On June 20, 2016, Canada’s finance minister and several provincial finance ministers announced their agreement in principle to enhance the Canada Pension Plan (CPP) starting January 1, 2019. All Canadian provinces, except for Manitoba and Quebec, executed this historic agreement in support of an expanded CPP. The two non-signatory provinces agreed to remain part of the ongoing discussions to enhance the CPP.
Currently, the CPP covers earnings up to the Yearly Maximum Pensionable Earnings (YMPE) threshold, which is set at $54,900 for 2016. For earnings up to the YMPE, the pension provided under the CPP is designed to replace 25% of pre-retirement income, which means that the maximum CPP pension is $13,100 per year. CPP contributions are currently 4.95% of earnings up to the YMPE for both the employer and the employee.
The enhanced CPP aims to increase the income replacement from 25% to 33.3%, and to raise the YMPE income threshold from $54,900 to $82,700 upon full implementation in 2025. To cover the cost of the increased benefits, the contribution rate is estimated to go up 1% to 5.95% for each of the employer and the employee.
To ensure that these changes are affordable for businesses and their employees, Finance Canada announced a number of measures:
a long and gradual 7-year phase-in starting on January 1, 2019 to give time for all stakeholders to prepare for and adjust to the new CPP, consisting of
- a 5-year contribution rate phase-in below the YMPE, followed by
- a 2-year phase-in of the upper earnings limit
an enhanced federal Working Income Tax Benefit to offset the impact of the increased contributions on low-income employees
a tax deduction for employee contributions associated with the enhanced portion of the CPP in order to avoid increasing the after-tax cost of savings for Canadians
For low- and middle-income contributors whose earnings are under the current CPP earnings threshold, the new CPP will increase income replacement up to 33.3%. For the higher-income contributors whose earnings are above the current $54,900 YMPE earnings threshold, the increase of the YMPE earnings to $82,700 by 2025 means that they will also have income replacement of 33.3% for earnings in between $54,000 and $82,700 that were not previously covered by the CPP.
The end of the ORPP
The Ontario Premier indicated that the Ontario-made retirement savings program, the Ontario Retirement Pension Plan (ORPP), will not proceed if the CPP enhancements that have been agreed upon go ahead. This means the end of the ORPP assuming the final agreement between the federal and provincial governments to boost the CPP is ratified in July 2016.

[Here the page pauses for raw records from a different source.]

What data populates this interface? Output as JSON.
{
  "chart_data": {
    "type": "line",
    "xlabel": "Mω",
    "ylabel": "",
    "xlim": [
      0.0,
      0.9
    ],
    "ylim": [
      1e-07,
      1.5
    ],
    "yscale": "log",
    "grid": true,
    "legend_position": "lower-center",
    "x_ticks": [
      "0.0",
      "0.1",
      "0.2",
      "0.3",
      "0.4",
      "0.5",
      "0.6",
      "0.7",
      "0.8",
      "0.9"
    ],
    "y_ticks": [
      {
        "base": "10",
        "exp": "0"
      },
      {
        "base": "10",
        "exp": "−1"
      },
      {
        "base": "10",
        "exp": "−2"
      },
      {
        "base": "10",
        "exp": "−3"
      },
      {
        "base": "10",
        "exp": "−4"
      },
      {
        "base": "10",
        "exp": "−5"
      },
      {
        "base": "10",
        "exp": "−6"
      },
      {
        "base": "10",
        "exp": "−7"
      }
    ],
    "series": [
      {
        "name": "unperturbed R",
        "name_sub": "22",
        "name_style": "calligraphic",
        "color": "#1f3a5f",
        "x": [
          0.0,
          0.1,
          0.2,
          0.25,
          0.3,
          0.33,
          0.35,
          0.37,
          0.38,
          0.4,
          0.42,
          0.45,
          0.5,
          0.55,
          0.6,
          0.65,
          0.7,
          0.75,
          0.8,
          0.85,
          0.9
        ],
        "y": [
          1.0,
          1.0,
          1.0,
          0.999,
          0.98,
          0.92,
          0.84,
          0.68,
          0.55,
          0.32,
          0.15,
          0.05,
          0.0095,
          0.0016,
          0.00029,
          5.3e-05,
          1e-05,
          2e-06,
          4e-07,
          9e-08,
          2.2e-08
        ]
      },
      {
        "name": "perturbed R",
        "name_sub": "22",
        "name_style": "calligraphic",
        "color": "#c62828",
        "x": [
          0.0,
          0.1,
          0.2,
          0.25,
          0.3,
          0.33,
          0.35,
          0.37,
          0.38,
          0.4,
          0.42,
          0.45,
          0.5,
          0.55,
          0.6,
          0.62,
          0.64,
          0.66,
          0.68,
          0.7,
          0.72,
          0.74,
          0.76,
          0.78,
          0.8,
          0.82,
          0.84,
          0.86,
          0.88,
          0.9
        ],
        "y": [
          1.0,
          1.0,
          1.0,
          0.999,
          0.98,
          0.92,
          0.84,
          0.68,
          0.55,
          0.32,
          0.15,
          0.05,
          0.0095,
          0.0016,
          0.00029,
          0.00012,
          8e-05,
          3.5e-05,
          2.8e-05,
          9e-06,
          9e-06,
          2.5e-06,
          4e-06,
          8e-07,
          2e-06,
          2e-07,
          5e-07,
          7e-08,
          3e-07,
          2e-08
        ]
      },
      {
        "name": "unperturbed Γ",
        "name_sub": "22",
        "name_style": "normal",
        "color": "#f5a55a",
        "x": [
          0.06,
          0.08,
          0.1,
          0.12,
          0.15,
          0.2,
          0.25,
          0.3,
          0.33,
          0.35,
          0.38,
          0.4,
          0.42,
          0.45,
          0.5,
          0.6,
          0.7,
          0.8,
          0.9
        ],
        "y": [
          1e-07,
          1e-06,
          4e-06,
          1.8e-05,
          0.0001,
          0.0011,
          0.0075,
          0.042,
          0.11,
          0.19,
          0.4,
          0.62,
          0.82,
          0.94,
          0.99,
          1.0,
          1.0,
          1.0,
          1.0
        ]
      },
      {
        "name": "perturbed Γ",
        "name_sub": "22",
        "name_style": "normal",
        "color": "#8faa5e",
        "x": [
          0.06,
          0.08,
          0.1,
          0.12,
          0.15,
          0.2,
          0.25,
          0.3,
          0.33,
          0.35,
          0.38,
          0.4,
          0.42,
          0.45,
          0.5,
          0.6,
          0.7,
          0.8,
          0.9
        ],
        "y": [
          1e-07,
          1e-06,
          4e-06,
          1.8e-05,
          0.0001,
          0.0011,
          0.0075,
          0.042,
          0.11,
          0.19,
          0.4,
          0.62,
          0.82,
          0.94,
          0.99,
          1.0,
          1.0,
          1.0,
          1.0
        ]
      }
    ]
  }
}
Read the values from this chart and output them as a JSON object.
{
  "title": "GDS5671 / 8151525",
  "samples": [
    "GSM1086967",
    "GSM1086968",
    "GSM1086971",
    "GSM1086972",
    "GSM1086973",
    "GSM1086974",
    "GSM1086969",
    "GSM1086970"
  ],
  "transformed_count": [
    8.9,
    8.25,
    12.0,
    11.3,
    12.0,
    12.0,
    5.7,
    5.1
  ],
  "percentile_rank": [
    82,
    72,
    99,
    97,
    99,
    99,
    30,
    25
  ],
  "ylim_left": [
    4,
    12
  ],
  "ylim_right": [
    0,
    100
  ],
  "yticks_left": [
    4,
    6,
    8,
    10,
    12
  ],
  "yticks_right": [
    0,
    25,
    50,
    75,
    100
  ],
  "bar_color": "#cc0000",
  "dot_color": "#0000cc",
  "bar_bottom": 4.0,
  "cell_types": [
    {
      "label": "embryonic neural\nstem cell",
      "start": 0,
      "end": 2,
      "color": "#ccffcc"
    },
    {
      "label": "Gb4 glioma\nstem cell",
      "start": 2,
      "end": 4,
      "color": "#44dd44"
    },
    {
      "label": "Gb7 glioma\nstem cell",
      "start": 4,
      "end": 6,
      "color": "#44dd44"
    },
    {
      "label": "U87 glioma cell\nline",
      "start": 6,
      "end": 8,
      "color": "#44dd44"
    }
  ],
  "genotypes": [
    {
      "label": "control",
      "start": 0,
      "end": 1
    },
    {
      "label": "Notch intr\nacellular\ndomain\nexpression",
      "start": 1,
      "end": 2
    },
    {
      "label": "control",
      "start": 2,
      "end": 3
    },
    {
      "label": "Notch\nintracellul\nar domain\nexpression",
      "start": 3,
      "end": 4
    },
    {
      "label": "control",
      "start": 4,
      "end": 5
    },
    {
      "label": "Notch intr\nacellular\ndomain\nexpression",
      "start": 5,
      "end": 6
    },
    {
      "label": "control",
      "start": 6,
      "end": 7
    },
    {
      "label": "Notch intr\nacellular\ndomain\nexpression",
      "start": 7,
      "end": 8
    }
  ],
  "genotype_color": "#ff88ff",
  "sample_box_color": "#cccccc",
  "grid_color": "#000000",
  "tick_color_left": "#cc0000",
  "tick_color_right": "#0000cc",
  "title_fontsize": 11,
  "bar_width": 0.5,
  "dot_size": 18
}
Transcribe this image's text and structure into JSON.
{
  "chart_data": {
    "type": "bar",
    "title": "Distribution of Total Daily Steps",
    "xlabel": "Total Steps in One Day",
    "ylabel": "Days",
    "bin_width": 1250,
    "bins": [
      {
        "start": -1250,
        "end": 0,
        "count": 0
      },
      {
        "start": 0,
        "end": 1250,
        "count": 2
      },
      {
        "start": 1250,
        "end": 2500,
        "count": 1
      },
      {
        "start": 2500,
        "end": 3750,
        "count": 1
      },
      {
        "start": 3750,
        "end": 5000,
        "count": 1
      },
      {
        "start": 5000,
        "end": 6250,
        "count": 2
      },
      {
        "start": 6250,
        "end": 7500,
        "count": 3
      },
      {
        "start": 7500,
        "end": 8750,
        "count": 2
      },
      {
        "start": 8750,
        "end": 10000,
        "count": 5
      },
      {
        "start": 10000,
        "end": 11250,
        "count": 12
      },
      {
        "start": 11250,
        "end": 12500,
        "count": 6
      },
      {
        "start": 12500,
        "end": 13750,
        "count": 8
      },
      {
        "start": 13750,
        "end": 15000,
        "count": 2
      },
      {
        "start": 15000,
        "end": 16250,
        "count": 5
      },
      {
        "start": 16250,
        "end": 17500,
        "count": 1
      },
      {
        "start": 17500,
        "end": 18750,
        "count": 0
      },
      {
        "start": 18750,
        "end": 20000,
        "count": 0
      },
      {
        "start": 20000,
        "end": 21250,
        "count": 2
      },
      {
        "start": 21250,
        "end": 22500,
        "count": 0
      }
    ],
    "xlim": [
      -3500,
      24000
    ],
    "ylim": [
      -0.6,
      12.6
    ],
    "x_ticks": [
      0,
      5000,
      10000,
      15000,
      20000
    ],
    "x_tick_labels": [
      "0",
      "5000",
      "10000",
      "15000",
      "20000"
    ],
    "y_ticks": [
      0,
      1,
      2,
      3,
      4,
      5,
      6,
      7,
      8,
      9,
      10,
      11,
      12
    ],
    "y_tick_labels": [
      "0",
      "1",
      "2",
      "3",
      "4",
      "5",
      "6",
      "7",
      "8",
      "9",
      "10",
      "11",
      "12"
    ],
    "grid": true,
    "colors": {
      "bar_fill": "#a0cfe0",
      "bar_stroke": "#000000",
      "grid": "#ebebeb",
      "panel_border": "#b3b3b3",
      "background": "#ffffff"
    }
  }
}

Although the benefits that would be provided under the enhanced CPP are less than those proposed under the ORPP framework, the CPP will have a much wider impact for Canadians because it is a national solution to the problem of inadequate retirement savings.
Implications for employers
Ontario employers will welcome the regulatory simplicity of complying with only one mandatory government sponsored pension plan. Even though the ORPP is not moving forward, employers still have to pay attention to the CPP expansion details.
Employers that sponsor workplace pension plans with a CPP offset need to review the details of their plans and make the necessary adjustments. In the unionized environment where changes to the pension plan are subject to collective bargaining, we expect that the gradual phase-in of the CPP expansion will allow sufficient time for the negotiation and implementation of any changes. Employers that sponsor pension plans that do not currently integrate with the CPP may want to consider this option.
The expansion of the CPP is an impressive achievement for the current federal and provincial governments. It is noteworthy that any changes to the CPP require the consent of two-thirds of the provinces representing two-thirds of Canada’s population. The joint statement of the federal and Ontario governments indicates that approval by the provinces of the proposed CPP enhancement agreement in principle must occur by July 15, 2016. This means that in less than one month, the federal and provincial governments could make history by agreeing on the most significant pension reform of our generation. We applaud the collaboration of both levels of government to ensure that future generations of Canadians can count on a strong public pension system in their retirement years.